Open stnma7e opened 10 years ago
You should try to replace the use of head with pattern matching.
case words line of
"v" : ws -> ...
"vn" : ws -> ...
"vt" : ws -> ...
_ -> ...
To simplify the case blocks, you can use the maybe monad:
getX, getY, getZ :: a -> Maybe GLFloat
vector = do
x <- getX
y <- getY
z <- getZ
return [ Vec3 x y z ]
Hey. I updated the OBJ parser and simplified it. I took some of your advice, but I had a question on the syntax of this:
case words line of
"v" : ws -> ...
"vn" : ws -> ...
"vt" : ws -> ...
_ -> ...
I used this snippet, however, I don't understand the syntax of '"v" : ws ->'. What is colon operator in this context, and what is ws? I looked on Hoogle, but I didn't find anything, and Google gave me more or less the same.

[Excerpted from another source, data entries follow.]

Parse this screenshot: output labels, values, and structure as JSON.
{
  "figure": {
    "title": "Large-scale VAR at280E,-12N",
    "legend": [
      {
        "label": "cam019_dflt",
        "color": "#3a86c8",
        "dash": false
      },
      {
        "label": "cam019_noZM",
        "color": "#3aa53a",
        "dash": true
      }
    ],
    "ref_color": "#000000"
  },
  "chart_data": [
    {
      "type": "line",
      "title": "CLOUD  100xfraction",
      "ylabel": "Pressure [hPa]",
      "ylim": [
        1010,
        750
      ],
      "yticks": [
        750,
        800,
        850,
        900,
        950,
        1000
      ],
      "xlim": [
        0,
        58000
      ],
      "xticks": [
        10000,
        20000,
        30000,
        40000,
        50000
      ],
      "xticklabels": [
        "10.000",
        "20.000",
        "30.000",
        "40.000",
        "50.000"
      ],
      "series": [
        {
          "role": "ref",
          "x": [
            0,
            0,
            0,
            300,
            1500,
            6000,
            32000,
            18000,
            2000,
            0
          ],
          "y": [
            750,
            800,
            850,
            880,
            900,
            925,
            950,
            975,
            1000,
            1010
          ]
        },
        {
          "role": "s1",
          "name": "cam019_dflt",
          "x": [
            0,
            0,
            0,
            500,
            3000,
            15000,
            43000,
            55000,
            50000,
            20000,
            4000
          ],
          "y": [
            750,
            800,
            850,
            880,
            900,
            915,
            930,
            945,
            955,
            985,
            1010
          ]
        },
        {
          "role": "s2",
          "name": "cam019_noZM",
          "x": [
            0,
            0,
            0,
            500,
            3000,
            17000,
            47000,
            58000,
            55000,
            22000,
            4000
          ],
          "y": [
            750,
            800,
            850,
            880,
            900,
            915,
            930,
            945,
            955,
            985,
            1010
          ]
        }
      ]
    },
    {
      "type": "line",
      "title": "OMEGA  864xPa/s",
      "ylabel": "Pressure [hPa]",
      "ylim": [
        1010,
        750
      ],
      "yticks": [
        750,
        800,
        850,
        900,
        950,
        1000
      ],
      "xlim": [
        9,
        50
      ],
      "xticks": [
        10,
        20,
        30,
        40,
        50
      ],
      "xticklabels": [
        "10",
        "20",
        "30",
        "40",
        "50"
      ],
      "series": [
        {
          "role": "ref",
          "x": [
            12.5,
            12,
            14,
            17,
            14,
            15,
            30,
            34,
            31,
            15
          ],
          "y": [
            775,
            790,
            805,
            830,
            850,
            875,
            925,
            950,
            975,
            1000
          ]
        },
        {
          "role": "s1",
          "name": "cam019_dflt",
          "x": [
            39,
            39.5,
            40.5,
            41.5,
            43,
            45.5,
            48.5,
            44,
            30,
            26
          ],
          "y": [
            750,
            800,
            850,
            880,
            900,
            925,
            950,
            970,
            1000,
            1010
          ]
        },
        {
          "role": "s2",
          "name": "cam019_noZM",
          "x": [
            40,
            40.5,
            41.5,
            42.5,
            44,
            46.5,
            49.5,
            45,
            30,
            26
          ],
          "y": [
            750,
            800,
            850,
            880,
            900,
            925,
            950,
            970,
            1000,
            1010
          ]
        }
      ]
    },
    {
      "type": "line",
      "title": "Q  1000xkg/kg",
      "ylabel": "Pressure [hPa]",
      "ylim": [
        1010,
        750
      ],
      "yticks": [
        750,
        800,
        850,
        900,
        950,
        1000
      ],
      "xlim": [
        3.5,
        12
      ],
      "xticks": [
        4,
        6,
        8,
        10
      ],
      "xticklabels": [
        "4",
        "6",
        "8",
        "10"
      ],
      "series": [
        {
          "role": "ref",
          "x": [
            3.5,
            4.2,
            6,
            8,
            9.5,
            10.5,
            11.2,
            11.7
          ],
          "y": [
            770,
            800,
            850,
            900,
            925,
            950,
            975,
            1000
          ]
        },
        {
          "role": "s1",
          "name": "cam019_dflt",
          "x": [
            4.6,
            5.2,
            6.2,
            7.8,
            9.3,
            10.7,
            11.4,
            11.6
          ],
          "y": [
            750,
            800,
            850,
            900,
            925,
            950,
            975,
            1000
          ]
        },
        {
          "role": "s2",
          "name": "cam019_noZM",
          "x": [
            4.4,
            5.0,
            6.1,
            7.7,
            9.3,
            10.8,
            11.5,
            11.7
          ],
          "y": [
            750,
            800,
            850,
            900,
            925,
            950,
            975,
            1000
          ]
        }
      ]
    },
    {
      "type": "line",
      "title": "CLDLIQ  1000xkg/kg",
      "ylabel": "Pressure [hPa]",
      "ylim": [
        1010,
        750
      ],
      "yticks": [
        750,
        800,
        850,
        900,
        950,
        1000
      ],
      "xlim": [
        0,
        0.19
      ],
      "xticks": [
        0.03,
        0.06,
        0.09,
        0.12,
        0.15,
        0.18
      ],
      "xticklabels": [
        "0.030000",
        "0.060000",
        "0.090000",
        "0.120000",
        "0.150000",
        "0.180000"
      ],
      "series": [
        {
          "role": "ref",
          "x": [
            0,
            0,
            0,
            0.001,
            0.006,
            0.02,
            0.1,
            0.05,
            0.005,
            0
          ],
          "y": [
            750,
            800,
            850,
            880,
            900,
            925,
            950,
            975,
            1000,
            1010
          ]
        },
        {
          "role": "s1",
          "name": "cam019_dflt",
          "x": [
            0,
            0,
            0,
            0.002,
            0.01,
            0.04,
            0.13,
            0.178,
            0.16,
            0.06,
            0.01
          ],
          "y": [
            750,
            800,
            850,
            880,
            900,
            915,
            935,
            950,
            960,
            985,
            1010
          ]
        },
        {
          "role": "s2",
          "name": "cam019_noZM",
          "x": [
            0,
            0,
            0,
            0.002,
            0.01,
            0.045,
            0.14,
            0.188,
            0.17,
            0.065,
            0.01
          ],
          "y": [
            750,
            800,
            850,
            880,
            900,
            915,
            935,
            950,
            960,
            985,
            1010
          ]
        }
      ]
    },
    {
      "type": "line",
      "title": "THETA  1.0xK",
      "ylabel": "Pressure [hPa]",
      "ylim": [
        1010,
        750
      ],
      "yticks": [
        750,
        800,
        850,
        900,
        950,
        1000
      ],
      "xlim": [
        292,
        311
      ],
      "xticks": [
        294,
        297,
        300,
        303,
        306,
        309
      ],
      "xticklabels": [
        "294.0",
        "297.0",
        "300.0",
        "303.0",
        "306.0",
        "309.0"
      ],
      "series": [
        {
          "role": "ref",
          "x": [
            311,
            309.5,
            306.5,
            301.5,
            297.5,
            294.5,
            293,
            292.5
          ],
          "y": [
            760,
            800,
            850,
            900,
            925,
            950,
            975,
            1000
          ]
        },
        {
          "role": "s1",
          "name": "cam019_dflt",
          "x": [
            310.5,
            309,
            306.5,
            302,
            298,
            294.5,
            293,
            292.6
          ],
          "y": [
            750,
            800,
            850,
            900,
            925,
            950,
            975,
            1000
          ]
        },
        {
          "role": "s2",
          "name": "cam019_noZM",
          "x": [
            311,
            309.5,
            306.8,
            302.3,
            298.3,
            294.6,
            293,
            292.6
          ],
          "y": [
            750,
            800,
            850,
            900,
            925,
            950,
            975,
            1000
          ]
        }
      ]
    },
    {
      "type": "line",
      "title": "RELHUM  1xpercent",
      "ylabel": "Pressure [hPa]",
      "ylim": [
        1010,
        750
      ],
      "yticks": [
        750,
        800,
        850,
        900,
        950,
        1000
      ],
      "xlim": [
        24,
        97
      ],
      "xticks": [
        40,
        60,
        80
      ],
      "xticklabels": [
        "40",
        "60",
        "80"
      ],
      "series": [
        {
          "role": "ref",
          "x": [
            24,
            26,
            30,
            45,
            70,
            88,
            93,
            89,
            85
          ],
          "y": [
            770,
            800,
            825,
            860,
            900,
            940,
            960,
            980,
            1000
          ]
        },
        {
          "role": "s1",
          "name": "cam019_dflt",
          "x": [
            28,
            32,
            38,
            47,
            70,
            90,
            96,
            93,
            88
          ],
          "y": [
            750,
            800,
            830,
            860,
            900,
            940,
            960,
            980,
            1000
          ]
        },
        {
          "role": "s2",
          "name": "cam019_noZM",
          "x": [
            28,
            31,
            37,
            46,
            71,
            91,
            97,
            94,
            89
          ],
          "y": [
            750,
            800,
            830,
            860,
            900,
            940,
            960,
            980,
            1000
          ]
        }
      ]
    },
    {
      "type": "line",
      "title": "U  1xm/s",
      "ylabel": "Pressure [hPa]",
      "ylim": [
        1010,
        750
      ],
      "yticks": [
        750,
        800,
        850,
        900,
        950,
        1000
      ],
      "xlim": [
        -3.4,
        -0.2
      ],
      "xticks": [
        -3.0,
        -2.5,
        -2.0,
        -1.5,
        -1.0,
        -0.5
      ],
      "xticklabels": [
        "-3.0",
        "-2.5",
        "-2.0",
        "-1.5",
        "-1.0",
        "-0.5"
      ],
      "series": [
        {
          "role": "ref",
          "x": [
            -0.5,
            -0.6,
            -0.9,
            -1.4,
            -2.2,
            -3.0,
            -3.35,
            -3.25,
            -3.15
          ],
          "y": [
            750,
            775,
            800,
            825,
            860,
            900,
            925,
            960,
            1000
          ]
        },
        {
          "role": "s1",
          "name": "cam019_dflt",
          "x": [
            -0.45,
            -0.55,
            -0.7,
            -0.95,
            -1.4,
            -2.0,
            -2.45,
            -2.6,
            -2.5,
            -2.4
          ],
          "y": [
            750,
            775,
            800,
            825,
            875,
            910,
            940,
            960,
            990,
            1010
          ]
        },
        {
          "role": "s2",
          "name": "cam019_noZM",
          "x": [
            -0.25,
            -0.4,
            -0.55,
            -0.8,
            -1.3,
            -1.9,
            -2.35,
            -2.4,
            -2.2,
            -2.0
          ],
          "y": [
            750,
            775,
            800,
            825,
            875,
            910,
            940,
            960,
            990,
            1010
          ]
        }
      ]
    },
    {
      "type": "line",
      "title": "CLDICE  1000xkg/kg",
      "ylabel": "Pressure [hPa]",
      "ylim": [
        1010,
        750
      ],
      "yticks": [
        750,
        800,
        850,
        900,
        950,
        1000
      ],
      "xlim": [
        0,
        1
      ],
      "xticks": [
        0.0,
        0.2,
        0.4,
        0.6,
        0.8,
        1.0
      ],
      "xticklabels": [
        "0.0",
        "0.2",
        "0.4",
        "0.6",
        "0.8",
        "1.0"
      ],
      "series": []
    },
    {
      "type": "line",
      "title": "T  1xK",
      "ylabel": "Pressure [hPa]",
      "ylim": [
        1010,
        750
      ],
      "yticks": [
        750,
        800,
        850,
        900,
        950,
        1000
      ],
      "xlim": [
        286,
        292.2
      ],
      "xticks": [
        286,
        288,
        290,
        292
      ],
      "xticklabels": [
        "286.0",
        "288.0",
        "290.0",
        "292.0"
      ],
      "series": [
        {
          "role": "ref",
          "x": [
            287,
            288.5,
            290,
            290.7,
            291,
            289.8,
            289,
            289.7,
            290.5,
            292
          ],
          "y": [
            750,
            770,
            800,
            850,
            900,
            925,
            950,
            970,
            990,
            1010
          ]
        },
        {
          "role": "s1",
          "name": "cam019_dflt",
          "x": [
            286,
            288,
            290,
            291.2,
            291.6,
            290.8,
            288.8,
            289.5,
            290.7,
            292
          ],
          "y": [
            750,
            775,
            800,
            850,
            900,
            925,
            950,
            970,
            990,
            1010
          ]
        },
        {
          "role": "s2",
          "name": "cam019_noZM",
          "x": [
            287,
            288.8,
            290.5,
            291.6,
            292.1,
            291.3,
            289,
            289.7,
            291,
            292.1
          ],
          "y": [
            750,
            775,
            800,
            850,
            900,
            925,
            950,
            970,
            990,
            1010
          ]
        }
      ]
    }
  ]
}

If you could give me a write back that'd be awesome.
"v":ws
matches all the lists of strings which begin with the string "v", pointing ws
to the tail of the list.
For example, if you have line = "v 0 1 2"
, words line
yields ["v", "0", "1", "2"]
which will match that pattern because the head of the list is "v"
. In that case, ws
will be ["0", "1", "2"]
.
I am in the process of learning haskell, but I saw this project and looked through the code. It seemed fairly simple, but I saw a lot of things to learn :). I added this OBJ parser based on one I had written in Go for my own project. I had more to add to the parser, but as I read through how it was being used, I just left it at parsing vertices.
Feel free to criticize and change my work, because I'm still learning. For instance, I know the "case of -> case of ->" stack of code could be condensed, but I didn't figure it out.